The Zero Curvature Formulation of TB, sTB Hierarchy and Topological Algebras

TL;DR

This paper presents a zero curvature approach to deriving the TB and sTB hierarchies, revealing their connection to topological algebras and 2D topological field theories.

Contribution

It introduces a zero curvature formulation for the TB and sTB hierarchies using specific gauge groups, linking integrable systems with topological algebras.

Findings

Derived TB hierarchy from zero curvature condition on SL(2,R)×U(1)

Extended to supersymmetric sTB hierarchy using OSp(2|2)

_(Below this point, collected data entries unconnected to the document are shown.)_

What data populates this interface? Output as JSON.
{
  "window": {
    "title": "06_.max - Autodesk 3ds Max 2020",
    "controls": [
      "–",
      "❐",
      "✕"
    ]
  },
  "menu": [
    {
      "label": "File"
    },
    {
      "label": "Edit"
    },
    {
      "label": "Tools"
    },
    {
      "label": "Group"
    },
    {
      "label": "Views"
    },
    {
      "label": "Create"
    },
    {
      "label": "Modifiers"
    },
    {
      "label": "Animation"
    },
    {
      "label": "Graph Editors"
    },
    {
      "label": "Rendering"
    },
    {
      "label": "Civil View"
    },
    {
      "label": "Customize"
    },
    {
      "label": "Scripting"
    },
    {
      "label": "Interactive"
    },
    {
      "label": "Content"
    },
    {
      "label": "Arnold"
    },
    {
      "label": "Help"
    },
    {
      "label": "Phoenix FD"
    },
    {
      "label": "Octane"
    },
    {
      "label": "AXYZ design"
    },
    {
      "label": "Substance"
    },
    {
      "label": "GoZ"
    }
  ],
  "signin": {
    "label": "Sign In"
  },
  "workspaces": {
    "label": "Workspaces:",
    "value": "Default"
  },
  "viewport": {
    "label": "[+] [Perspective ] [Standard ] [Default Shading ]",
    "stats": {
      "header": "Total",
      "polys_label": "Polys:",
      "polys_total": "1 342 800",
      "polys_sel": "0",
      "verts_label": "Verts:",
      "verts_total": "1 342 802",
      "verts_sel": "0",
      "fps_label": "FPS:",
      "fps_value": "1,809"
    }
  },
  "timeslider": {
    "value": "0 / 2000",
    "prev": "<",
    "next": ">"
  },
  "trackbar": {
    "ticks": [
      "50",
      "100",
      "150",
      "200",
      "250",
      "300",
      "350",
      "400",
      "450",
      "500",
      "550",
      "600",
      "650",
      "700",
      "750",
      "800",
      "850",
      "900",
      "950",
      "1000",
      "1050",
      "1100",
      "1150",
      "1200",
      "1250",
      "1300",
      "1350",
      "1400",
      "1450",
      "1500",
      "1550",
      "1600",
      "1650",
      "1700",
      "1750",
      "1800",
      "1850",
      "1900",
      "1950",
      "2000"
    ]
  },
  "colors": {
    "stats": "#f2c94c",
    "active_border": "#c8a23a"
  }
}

Identified topological algebras as second Hamiltonian structures

Abstract

A particular dispersive generalization of long water wave equation in $1+1$ dimensions, which is important in the study of matrix models without scaling limit, known as two--Boson (TB) equation, as well as the associated hierarchy has been derived from the zero curvature condition on the gauge group $SL(2,R)\otimes U(1)$. The supersymmetric extension of the two--Boson (sTB) hierarchy has similarly been derived from the zero curvature condition associated with the gauge supergroup $OSp(2|2)$. Topological algebras arise naturally as the second Hamiltonian structure of these classical integrable systems, indicating a close relationship of these models with 2d topological field theories.